Further information can be found in Chapter 4 and Annexes 1, 2 and 3 of the Third OSPAR Integrated Report on the Eutrophication Status of the OSPAR Maritime Area.

Conclusion

Les résultats de l’évaluation intégrée de l’état d’eutrophisation pour la période de 2006 à 2014 révèle que l’eutrophisation se manifeste toujours dans la zone maritime OSPAR, en particulier dans les zones sensibles aux apports de nutriments, telles que les estuaires, les fjords et les baies et les zones affectées par les panaches fluviaux. On relève en particulier que l’eutrophisation exerce des pressions élevées dans la mer du Nord au sens large, des zones à problème côtières localisées se trouvant dans la mer Celtique. L’étendue géographique de l’eutrophisation a diminué dans la zone maritime OSPAR depuis 1990 mais les préoccupations causées par les apports atmosphériques et fluviaux de nutriments, identifiées dans le QSR 2010, subsistent.

Lacunes des connaissances

Il y a lieu que les critères harmonisés, utilisés dans l’application de la Procédure commune afin d’identifier toute eutrophisation, soient solides du point de vue scientifique et que leurs niveaux d’évaluation soient propres à une zone.
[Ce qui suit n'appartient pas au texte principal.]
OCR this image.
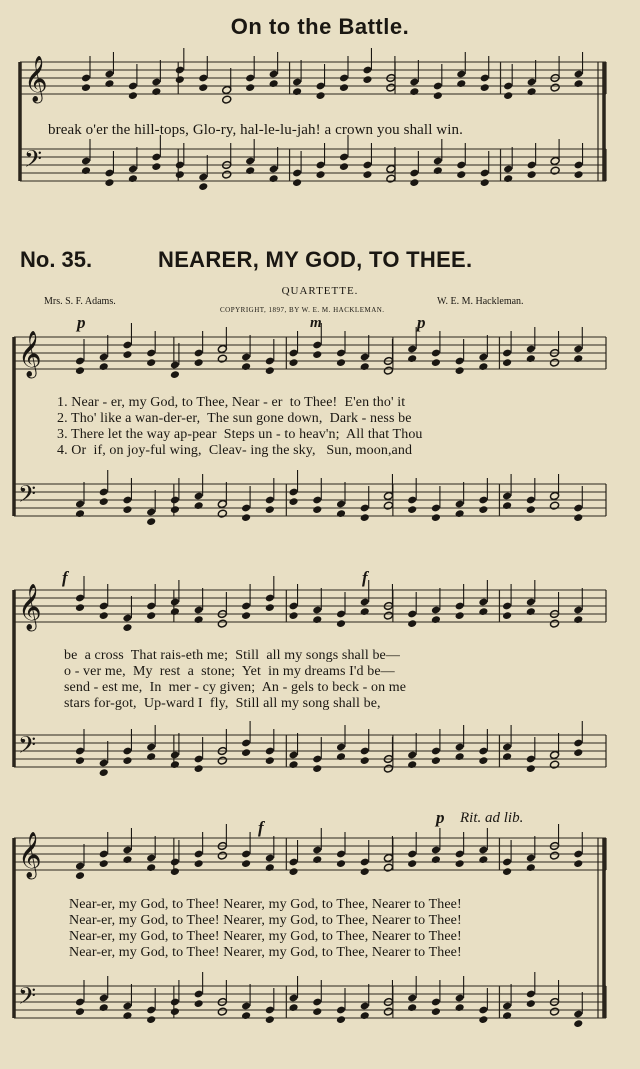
𝄞
𝄢
𝄞
𝄢
𝄞
𝄢
𝄞
𝄢
On to the Battle.
break o'er the hill-tops, Glo-ry, hal-le-lu-jah! a crown you shall win.
No. 35.	NEARER, MY GOD, TO THEE.
QUARTETTE.
Mrs. S. F. Adams.
COPYRIGHT, 1897, BY W. E. M. HACKLEMAN.
W. E. M. Hackleman.
p	m	p
1. Near - er, my God, to Thee, Near - er  to Thee!  E'en tho' it
2. Tho' like a wan-der-er,  The sun gone down,  Dark - ness be
3. There let the way ap-pear  Steps un - to heav'n;  All that Thou
4. Or  if, on joy-ful wing,  Cleav- ing the sky,   Sun, moon,and
f	f
be  a cross  That rais-eth me;  Still  all my songs shall be—
o - ver me,  My  rest  a  stone;  Yet  in my dreams I'd be—
send - est me,  In  mer - cy given;  An - gels to beck - on me
stars for-got,  Up-ward I  fly,  Still all my song shall be,
f
p Rit. ad lib.
Near-er, my God, to Thee! Nearer, my God, to Thee, Nearer to Thee!
Near-er, my God, to Thee! Nearer, my God, to Thee, Nearer to Thee!
Near-er, my God, to Thee! Nearer, my God, to Thee, Nearer to Thee!
Near-er, my God, to Thee! Nearer, my God, to Thee, Nearer to Thee!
On pourrait améliorer les outils d’évaluation et de catégorisation des zones afin d’obtenir une compréhension commune de leur méthode d’application et de la manière de les interpréter.

Des données et informations sur certains effets directs et indirects de l’eutrophisation sont absentes pour certaines zones.

Actuellement, les indicateurs communs sont évalués indépendamment de l’application de la Procédure commune. Il serait souhaitable d’intégrer les évaluations d’indicateurs dans l’évaluation de l’eutrophisation dans le cadre de la Procédure commune.